1892 All-Ireland Senior Hurling Final
- Event: 1892 All-Ireland Senior Hurling Championship
| Cork | Dublin |
| 2-3 | 1-5 |
- Date: 26 March 1893
- Venue: Clonturk Park, Dublin
- Referee: Dan Fraher (Waterford)
- Attendance: 5,000

= 1892 All-Ireland Senior Hurling Championship final =

The 1892 All-Ireland Senior Hurling Championship Final was the 5th All-Ireland Final and the culmination of the 1892 All-Ireland Senior Hurling Championship, an inter-county hurling tournament for the top teams in Ireland. The match was held at Clonturk Park, Dublin on 26 March 1893 between Cork, represented by club side Redmonds, and Dublin, represented by club side Faughs-Davitts. Cork led by 2–3 to 1-5 when the Dublin side left the field in protest at a disputed goal. Cork were awarded the title.

==Match details==
26 March 1893
Cork 2-3 - 1-5
Unfinished Dublin

Cork Team Billy O'Callaghan, Mickey Sheehan, John Cashman, Michael Casserly, Tom Irwin, William O'Connor, John O'Connor, Con O'Callaghan, Pat Coughlan, Denis Scannell, Miah Norberg, P Murphy, James Keegan, James Conway, Dan Drew, J Buckley, Denis Halloran

===Match report===
Glorious spring sunshine greeted both sets of players on their arrival on the field. It was late afternoon when referee Dan Fraher of Waterford threw in the sliothar and got the game going. At half-time Cork were in front by 0–4 to 0-0, but it was in the second half that the game developed into a thriller.

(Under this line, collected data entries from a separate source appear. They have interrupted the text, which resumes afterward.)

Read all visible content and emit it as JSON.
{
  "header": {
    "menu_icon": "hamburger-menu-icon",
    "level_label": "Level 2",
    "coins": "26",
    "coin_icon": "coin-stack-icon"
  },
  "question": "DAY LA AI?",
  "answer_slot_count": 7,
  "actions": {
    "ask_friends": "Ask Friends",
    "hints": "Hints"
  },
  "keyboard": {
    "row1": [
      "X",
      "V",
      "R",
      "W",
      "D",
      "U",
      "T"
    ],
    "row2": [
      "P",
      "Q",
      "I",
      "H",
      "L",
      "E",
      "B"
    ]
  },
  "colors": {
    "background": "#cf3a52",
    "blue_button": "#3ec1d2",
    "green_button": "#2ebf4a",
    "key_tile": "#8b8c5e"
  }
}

Stylish play by Cork captain Bill O'Callaghan, who was striking top form in midfield, spraying passes to his men on the wings and foraging deeply into the Dublin area, eventually brought a vital goal and

The excitement was too much for a 32-year-old Dubliner named John Nevin, who collapsed and died on the sideline during the second half. Play continued with both teams hurling furiously to notch the decisive goal.

Dublin, with the wind and sun behind them, pressed forward towards the Drumcondra end of the field, where the Cork defenders held out. Then a long, relieving clearance by Kenneally sent Redmonds into the attack once again and led to a frantic scrimmage in the Dublin goalmouth. The ball eventually crossed the goal-line but the Dublin backs objected strongly, claiming that it had gone over the point-line first. There was a heated argument in the goalmouth before Dan Fraher made up his mind and awarded a goal to Cork.

The Dublin players threatened to walk off the pitch, and spectators, referee and umpires were soon involved in an argument. In a bid to avoid the game being abandoned, the referee then reversed his decision, saying "All right, I won't allow the goal. Let the Central Council decide. Now come on lads, it's getting late. We must finish the match." But it was too late. Several Dublin players had already left the ground and some had actually gone to work where they were due at 1:30pm. The referee had no choice but to abandon the game.

Because Dublin players withdrew the Central Council of the GAA later awarded the title to Cork.